La diplomatie française sert-elle de couverture aux affaires mafieuses en tous genres ? Cela, explique-t-il son incurie et ses échecs partout à travers le monde ? Est-on plus à l’affût des bonnes affaires personnelles que de l’information stratégique ? Bien des questions se posent à la lecture d’un livre qui devrait connaître une audience bien compromise tant, elle est gênante.

Le journaliste de l’Obs Vincent Jauvert a enquêté pendant plusieurs mois sur la diplomatie française. Il publie un livre très documenté intitulé La face cachée du Quai d’Orsay.  

Un diplomate accusé d’avoir détourné de l’argent

L’affaire commence au début de l’été 2012. Un pli anonyme parvient à la direction générale de l’administration. A l’intérieur, des factures attestent de la remise d’argent (environ 90.000 euros au total) par des entreprises à l’ambassadeur de France à Madrid, Bruno Delaye. Depuis plusieurs années, le Quai d’Orsay encourage la location de l’ambassade à des marques pour des soirées. Dans le cas présent, l’argent a pourtant été versé directement sur le compte personnel de l’ambassadeur et non sur le compte de l’ambassade.

Le problème, c’est que l’affaire est politiquement très sensible. Mitterrandien, Bruno Delaye « compte également beaucoup d’amis à l’Elysée », écrit le journaliste. Le conseiller diplomatique de François Hollande, Paul Jean-Ortiz a été son adjoint à Madrid pendant trois ans. François Hollande, lui-même, lui doit une faveur, depuis qu’il l’avait accompagné en pleine campagne électorale rencontrer le chef du gouvernement espagnol socialiste, José Luis Rodriguez Zapatero. Bénéficiant d’une certaine mansuétude de l’administration, Bruno Delaye s’en tirera finalement avec un « blâme ».

Un scandale de pédophilie étouffé

L’homme n’est pas cité nommément dans le livre. « Comme il n’a été ni condamné ni officiellement sanctionné, on ne peut pas citer son nom », explique le journaliste. Il est pourtant accusé d’être un prédateur sexuel.
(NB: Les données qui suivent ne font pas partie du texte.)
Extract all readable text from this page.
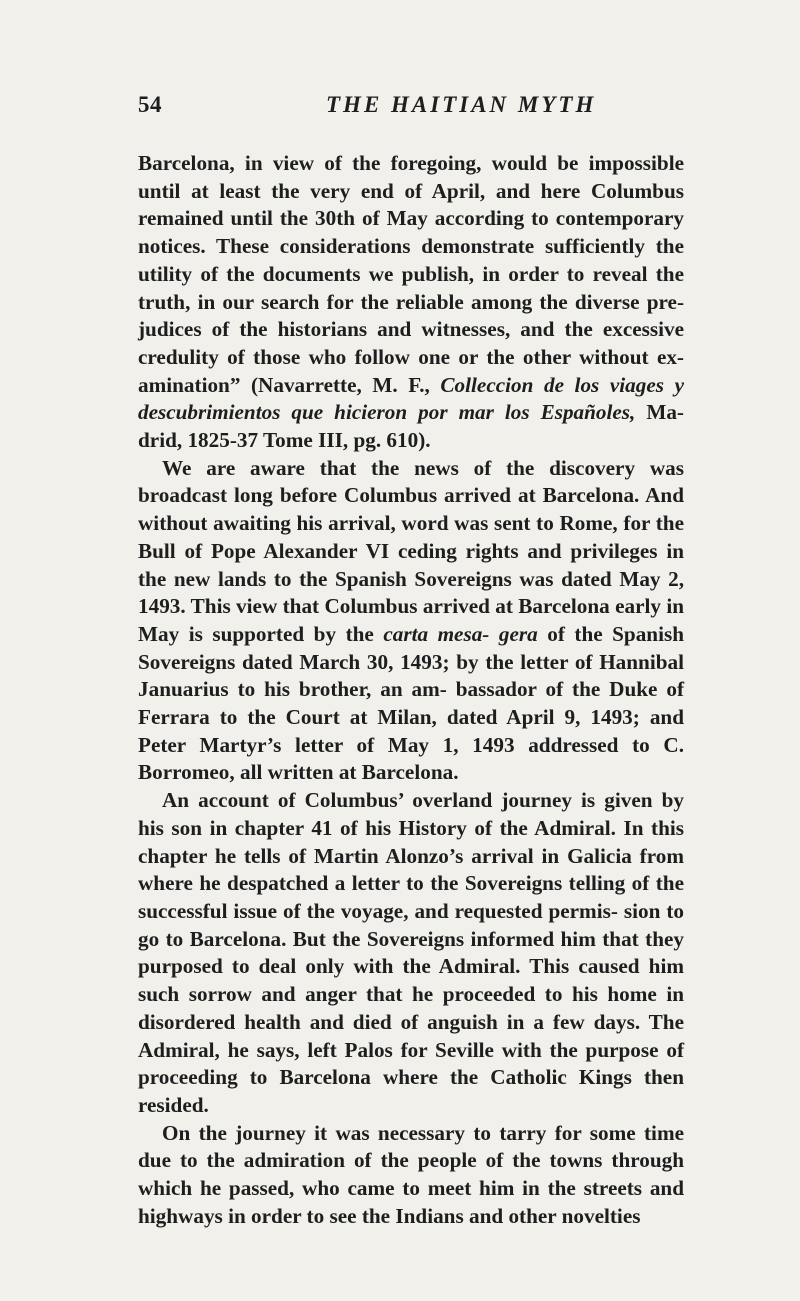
54	THE HAITIAN MYTH

Barcelona, in view of the foregoing, would be impossible until at least the very end of April, and here Columbus remained until the 30th of May according to contemporary notices. These considerations demonstrate sufficiently the utility of the documents we publish, in order to reveal the truth, in our search for the reliable among the diverse pre- judices of the historians and witnesses, and the excessive credulity of those who follow one or the other without ex- amination” (Navarrette, M. F., Colleccion de los viages y descubrimientos que hicieron por mar los Españoles, Ma- drid, 1825-37 Tome III, pg. 610).

We are aware that the news of the discovery was broadcast long before Columbus arrived at Barcelona. And without awaiting his arrival, word was sent to Rome, for the Bull of Pope Alexander VI ceding rights and privileges in the new lands to the Spanish Sovereigns was dated May 2, 1493. This view that Columbus arrived at Barcelona early in May is supported by the carta mesa- gera of the Spanish Sovereigns dated March 30, 1493; by the letter of Hannibal Januarius to his brother, an am- bassador of the Duke of Ferrara to the Court at Milan, dated April 9, 1493; and Peter Martyr’s letter of May 1, 1493 addressed to C. Borromeo, all written at Barcelona.

An account of Columbus’ overland journey is given by his son in chapter 41 of his History of the Admiral. In this chapter he tells of Martin Alonzo’s arrival in Galicia from where he despatched a letter to the Sovereigns telling of the successful issue of the voyage, and requested permis- sion to go to Barcelona. But the Sovereigns informed him that they purposed to deal only with the Admiral. This caused him such sorrow and anger that he proceeded to his home in disordered health and died of anguish in a few days. The Admiral, he says, left Palos for Seville with the purpose of proceeding to Barcelona where the Catholic Kings then resided.

On the journey it was necessary to tarry for some time due to the admiration of the people of the towns through which he passed, who came to meet him in the streets and highways in order to see the Indians and other novelties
En 2013, le FBI monte une opération anti-pédophilie et tombe dans « les numéros de téléphone des prédateurs » sur ce jeune diplomate détaché récemment du Quai d’Orsay au siège des Nations Unies à New York. Immédiatement, l’homme est renvoyé par le secrétaire général des Nations-Unis, Ban Ki-Moon.

Alors que l’homme aurait pu être remis par la France à la justice américaine, il est simplement rappelé à Paris. Pour éviter d’être arrêté sur le tarmac de l’aéroport de New York, l’homme décide alors de rentrer en France en passant par Montréal au Canada, qu’il rejoint en voiture. Rentré à Paris, on le prévient qu’il ne sera plus jamais envoyé à l’étranger mais il n’est pas poursuivi ni licencié. Il est alors chargé de gérer les réseaux sociaux d’une direction de la maison avant d’être recruté dans une prestigieuse banque d’affaires par un ancien diplomate de haut rang. L’histoire ne s’arrête pas là. L’homme n’a pas été rayé des cadres du ministère puisque son nom apparaissait récemment dans un jury de concours interne du Quai d’Orsay. 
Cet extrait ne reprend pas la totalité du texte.